Qualifying Child Rules

Your child must have a Social Security Number that is valid for employment and must pass all of the following tests to be your qualifying child for EITC:

Relationship

  • Your son, daughter, adopted child1, stepchild, foster child2 or a descendent of any of them such as your grandchild
  • Brother, sister, half brother, half sister, step brother, step sister or a descendant of any of them such as a niece or nephew

Age

  • At the end of the filing year, your child was younger than you (or your spouse if you file a joint return) and younger than 19
  • At the end of the filing year, your child was younger than you (or your spouse if you file a joint return) younger than 24 and a full-time student
  • At the end of the filing year, your child was any age and permanently and totally disabled3

Residency

  • Child must live with you (or your spouse if you file a joint return) in the United States4 for more than half of the year

Joint Return

  • The child cannot file a joint return for the tax year unless the child and the child’s spouse did not have a separate filing requirement and filed the joint return only to claim a refund.

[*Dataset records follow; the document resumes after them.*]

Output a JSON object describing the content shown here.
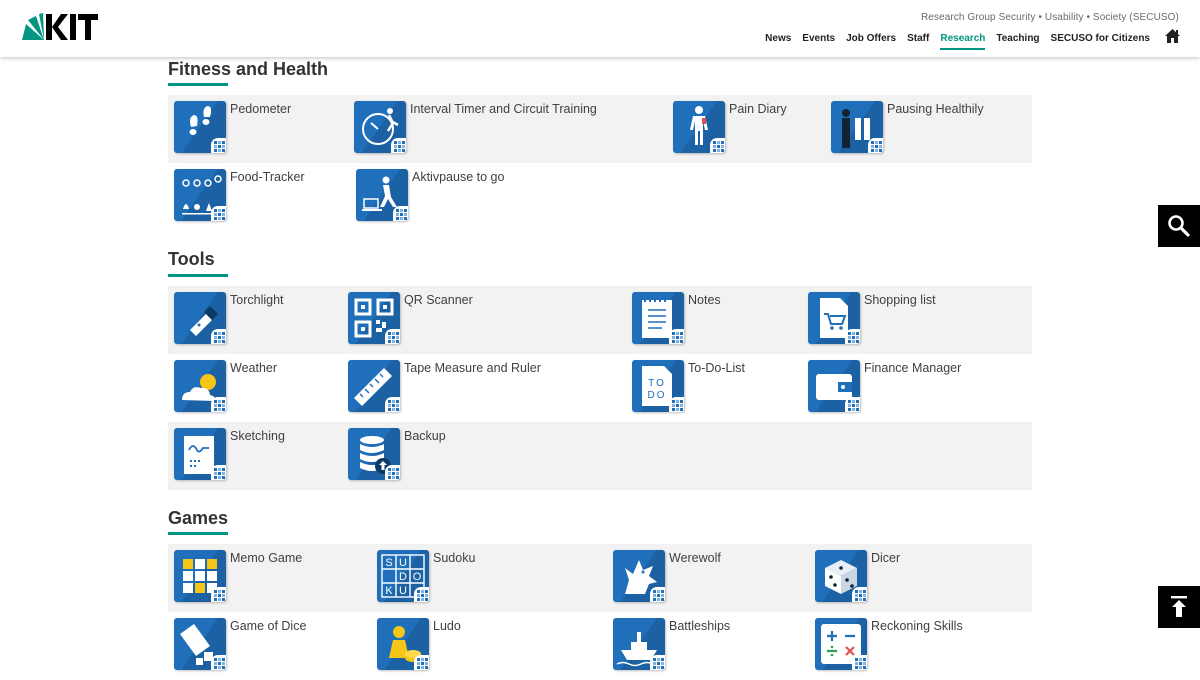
{
  "header": {
    "logo_text": "KIT",
    "group_name": "Research Group Security • Usability • Society (SECUSO)",
    "nav": [
      "News",
      "Events",
      "Job Offers",
      "Staff",
      "Research",
      "Teaching",
      "SECUSO for Citizens"
    ],
    "active_nav": "Research"
  },
  "colors": {
    "accent": "#009682",
    "icon_blue": "#1f6fba",
    "row_shade": "#f2f2f2"
  },
  "sections": [
    {
      "title": "Fitness and Health",
      "rows": [
        [
          {
            "label": "Pedometer",
            "icon": "footprints-icon"
          },
          {
            "label": "Interval Timer and Circuit Training",
            "icon": "stopwatch-runner-icon"
          },
          {
            "label": "Pain Diary",
            "icon": "body-figure-icon"
          },
          {
            "label": "Pausing Healthily",
            "icon": "pause-person-icon"
          }
        ],
        [
          {
            "label": "Food-Tracker",
            "icon": "food-items-icon"
          },
          {
            "label": "Aktivpause to go",
            "icon": "desk-exercise-icon"
          }
        ]
      ]
    },
    {
      "title": "Tools",
      "rows": [
        [
          {
            "label": "Torchlight",
            "icon": "flashlight-icon"
          },
          {
            "label": "QR Scanner",
            "icon": "qr-code-icon"
          },
          {
            "label": "Notes",
            "icon": "notepad-icon"
          },
          {
            "label": "Shopping list",
            "icon": "shopping-cart-icon"
          }
        ],
        [
          {
            "label": "Weather",
            "icon": "sun-cloud-icon"
          },
          {
            "label": "Tape Measure and Ruler",
            "icon": "ruler-icon"
          },
          {
            "label": "To-Do-List",
            "icon": "todo-icon"
          },
          {
            "label": "Finance Manager",
            "icon": "wallet-icon"
          }
        ],
        [
          {
            "label": "Sketching",
            "icon": "sketchpad-icon"
          },
          {
            "label": "Backup",
            "icon": "database-upload-icon"
          }
        ]
      ]
    },
    {
      "title": "Games",
      "rows": [
        [
          {
            "label": "Memo Game",
            "icon": "memo-grid-icon"
          },
          {
            "label": "Sudoku",
            "icon": "sudoku-grid-icon"
          },
          {
            "label": "Werewolf",
            "icon": "wolf-icon"
          },
          {
            "label": "Dicer",
            "icon": "die-icon"
          }
        ],
        [
          {
            "label": "Game of Dice",
            "icon": "dice-cup-icon"
          },
          {
            "label": "Ludo",
            "icon": "ludo-pawn-icon"
          },
          {
            "label": "Battleships",
            "icon": "battleship-icon"
          },
          {
            "label": "Reckoning Skills",
            "icon": "math-operators-icon"
          }
        ]
      ]
    }
  ],
  "qr_glyph": "▚▞",
  "todo_glyph": "TO DO",
  "sudoku_glyphs": [
    "S",
    "U",
    "D",
    "O",
    "K",
    "U"
  ],
  "floating": {
    "search_icon": "search-icon",
    "top_icon": "arrow-up-icon"
  }
}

IMPORTANT:  Only one person can claim the same child. If a child qualifies for more than one person and one of the persons is a parent or parents, the non-parent can claim the child only if theirAGI is higher than the parent(s). If the child qualifies another relative and the parent AGI rules do not apply, the taxpayers choose. If more than one person claims the same child, IRS applies the tiebreaker rules.

 

EITC Income Limits, Maximum Credit Amounts and Tax Law Updates

2014 Tax Year

Earned Income and adjusted gross income (AGI) must each be less than:

  • $46,997 ($52,427 married filing jointly) with three or more qualifying children
  • $43,756 ($49,186 married filing jointly) with two qualifying children
  • $38,511 ($43,941 married filing jointly) with one qualifying child
  • $14,590 ($20,020 married filing jointly) with no qualifying children

 Tax Year 2014 Maximum Credit:

  • $6,143 with three or more qualifying children
  • $5,460 with two qualifying children
  • $3,305 with one qualifying child
  • $496 with no qualifying children

Investment income must be $3,350 or less for the year.

The American Tax Relief Act of 2012

The American Tax Relief act extended the relief for married taxpayers, the expanded credit for taxpayers with three or more qualifying children and other provisions to December 31, 2017.

Legal Same-Sex Marriages Will Be Recognized For Federal Tax Purposes

The U.S. Department of the Treasury and the Internal Revenue Service recently ruled that same-sex couples, legally married in jurisdictions that recognize their marriages, will be treated as married for federal tax purposes. Under the ruling, same-sex couples will be treated as married for all federal tax purposes where marriage is a factor, including filing status, claiming personal and dependency exemptions, taking the standard deduction, employee benefits, contributing to an IRA and claiming the earned income tax credit or child tax credit.

The ruling implements federal tax aspects of the June 26, 2013 Supreme Court decision invalidating a key provision of the 1996 Defense of Marriage Act.